— Спокойнее, Карл Альфредович. Этого и следовало ожидать. По-вашему, они должны были махать этой палкой на виду охмелевшей публики и бросаться в посетителей окурками? Мне бы, прежде всего, интересно было почему, именно, три остатка папирос, и что бы это значило относительно судьбы Шапошникова, — так Вяземский призвал Штёйделя взять себя в руки и задать себе вопрос, который, в данном случае, лежал на поверхности. В ответ Карл Альфредович разразился длинной тирадой:
— Зависимый, но контролирующий себя табакоман, курит, примерно, один раз в час. Но, если он волнуется или переживает, то прикуривает одну папиросу от другой, но не чаще, чем раз в десять минут. И это значит, что Шапошникова здесь содержали не менее часа и не более трёх. Я прав, Пётр Апполинарьевич?
— Увы, да, — ответил Вяземский и добавил. — А теперь подойдите ко мне. Сейчас ваша помощь мне крайне необходима. Следы уже считаны, передвигайтесь свободно, без опаски навредить результатам осмотра… И захватите с собой лупу.

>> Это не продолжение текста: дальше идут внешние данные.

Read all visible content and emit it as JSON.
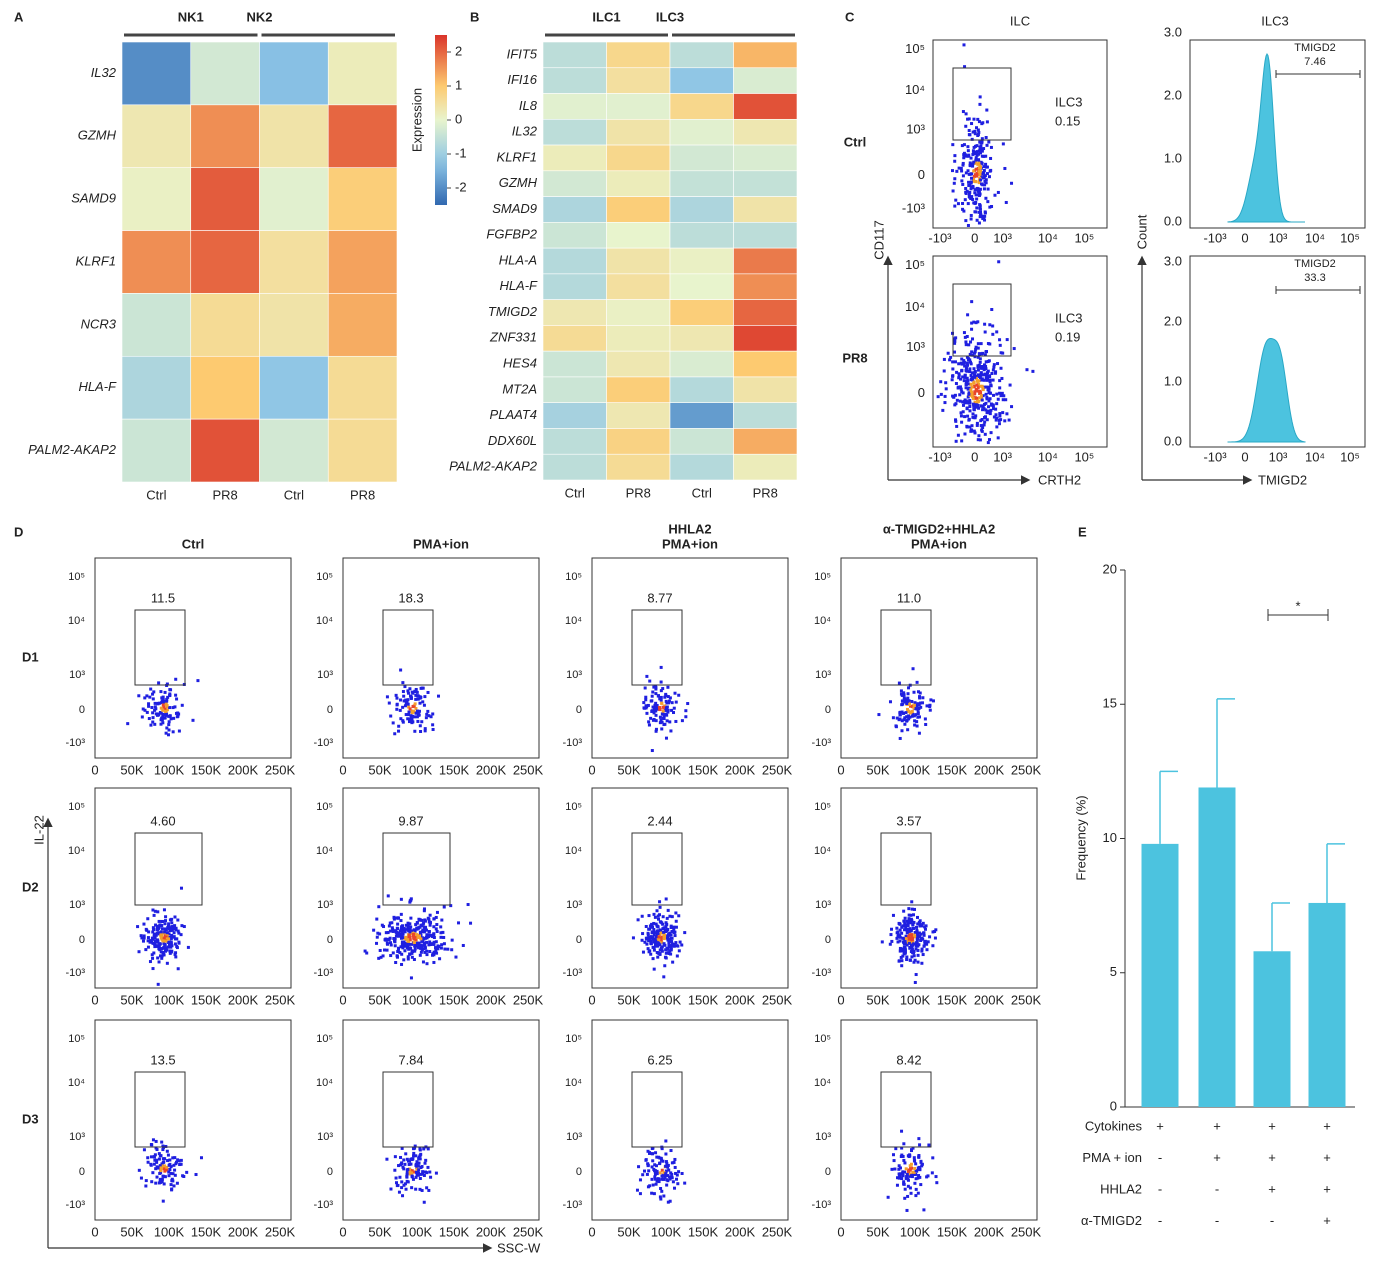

Штёйдель направился ко входу в дровяник — там теперь стояли рабочие сумки судебных медиков, доставленные к месту помощником полицейским, и перенёс их на центр дровяного сарая, а потом, достав просимое, вернулся к Вяземскому.
— Лавр Феликсович и Карл Альфредович, обратите внимание на две вещи, — используя лупу, проговорил Вяземский. — Тёмно-бурое пятно на уровне моей головы — кровь Шапошникова из раны на затылке. Ниже располагается ряд волокон верёвки, которой сыскного связывали. Положение этих следов говорит о том, что руки Шапошникова оставались свободными — в тот момент он был уже не опасен для нападавших, и пленители покинули помещение сарая. Им нужно было срочно решать, что дальше делать с полицейским, попавшим в их капкан — убить здесь или переместив, под видом сопровождения пьяного, в другой дом, пытками выведать нужную информацию. Этот период времени занял не более пятнадцати минут. Пятнадцать минут судьба отвела Шапошникову на последнее откровение — послание сослуживцам, способным отомстить за его смерть… Пятнадцать минут на раскрытие тайны провала операции внедрения.
В воздухе дровяника внезапно повисла тугая тишина. Каждый присутствующий попытался примерить данную ситуацию на себя, найти свой ответ на предложенную Вяземским версию событий. Как он, лично он, поступил бы в этих условиях? Что и как оставил бы в память о себе и бандитах? Любой сыскной знал, что просто так умереть не имеет права, и, даже безнадёжно погибая, должен довести дело правосудия до конца — задержания, осуждения и суда над преступниками, кем бы они ни были и где бы не встретились.
— Лавр Феликсович, а что бы сделали вы, окажись в подобной ситуации? — с таким вопросом Вяземский обратился к Сушко.
Тот надолго задумавшись, отрицательно мотнул головой и бросил короткое:
— Не знаю, Пётр Апполинарьевич… Не знаю.
— Ну-ну, Лавр Феликсович… Значит вы недостаточно внимательно читали наше с Карлом Альфредовичем экспертное заключение по трупу вашего подчинённого. Что там сказано о состоянии пальцев правой кисти? — так Вяземский попытался освежить память Сушко. Конечно, судебный медик мог бы ответить сам, напомнив сыскному соответствующее описание. Но Пётр Апполинарьевич уж очень не любил прохладного отношения к деталям, которые посторонние почему-то называли мелочами.
— Следы пыток? — наконец выдавил из себя Сушко.
Вяземский нечего не ответил, а кивком головы пригласил Штёйделя занять место у столба, теперь затылок немца находился напротив пятна крови, оставленной Шапошниковым. У Карла Альфредовича был тот же рост и физические параметры, что и у погибшего сыскного. Дождавшись, когда Штёйдель занял соответствующее положение, Вяземский приказал:
— А теперь, Карл Альфредович, вытяните правую руку в сторону и поднимите её на уровень плеча, не касаясь пальцами поверхности стенной доски. А вы, Лавр Феликсович, светите фонарём на доску, сперва на ту, что указывает кисть Карла Альфредовича.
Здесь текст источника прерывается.